Op 10 september 1898 stierf de Oostenrijkse keizerin Elisabeth – beter bekend als Sisi – nadat een anarchist haar met een scherpe vijl had gestoken. Europa was geschokt door de aanval, ook omdat anarchisten in voorgaande jaren al meer aanslagen hadden gepleegd.
Om het geweld te bestrijden waren politiediensten uit verschillende landen al voorzichtig gaan samenwerken. De geruchtmakende moord op Sisi voedde de angst voor anarchisten en het idee dat er sprake was van een internationale samenzwering. Dat gaf de samenwerking een extra impuls. Politiediensten spraken af onderling gegevens uit te wisselen – in die tijd een nieuw fenomeen. Ze stemden hun administraties op elkaar af en volgden gestandaardiseerde methoden. Foto’s van verdachten moesten bijvoorbeeld altijd op dezelfde manier worden gemaakt.

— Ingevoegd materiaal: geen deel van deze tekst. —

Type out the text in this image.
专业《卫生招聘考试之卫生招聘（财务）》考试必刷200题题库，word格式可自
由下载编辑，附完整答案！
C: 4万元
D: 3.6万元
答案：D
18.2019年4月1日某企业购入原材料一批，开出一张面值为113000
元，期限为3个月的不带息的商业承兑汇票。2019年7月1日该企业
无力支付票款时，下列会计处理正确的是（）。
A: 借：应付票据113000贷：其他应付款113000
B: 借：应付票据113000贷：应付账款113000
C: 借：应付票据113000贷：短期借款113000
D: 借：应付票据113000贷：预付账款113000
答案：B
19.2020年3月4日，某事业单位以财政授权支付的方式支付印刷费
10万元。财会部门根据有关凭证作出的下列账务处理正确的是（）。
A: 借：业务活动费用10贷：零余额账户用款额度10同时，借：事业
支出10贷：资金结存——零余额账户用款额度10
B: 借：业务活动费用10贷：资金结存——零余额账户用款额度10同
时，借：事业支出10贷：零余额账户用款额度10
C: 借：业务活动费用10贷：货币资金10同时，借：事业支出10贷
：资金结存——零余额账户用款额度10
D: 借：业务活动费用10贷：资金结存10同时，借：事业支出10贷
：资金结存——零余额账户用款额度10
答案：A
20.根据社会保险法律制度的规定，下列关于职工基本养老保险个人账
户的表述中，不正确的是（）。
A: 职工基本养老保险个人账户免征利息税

Begin twintigste eeuw bleek het mee te vallen met de anarchistische samenzwering en verschoof de aandacht van de politiediensten in West-Europa naar mensenhandel en uitbuiting. Al snel werd samenwerken moeilijker door de toenemende vijandigheid binnen Europa, die in 1914 uitmondde in de Eerste Wereldoorlog. Toch zouden politiediensten in de eeuw daarna blijven samenwerken, en zouden standaarden uit het anarchismetijdperk tot op de dag van vandaag gehandhaafd blijven.
Bron: Wouter Klem, Founded on Fear. Transnational Police Cooperation against the Anarchist ‘Conspiracy’, 1880s-1914. Proefschrift Universiteit Utrecht.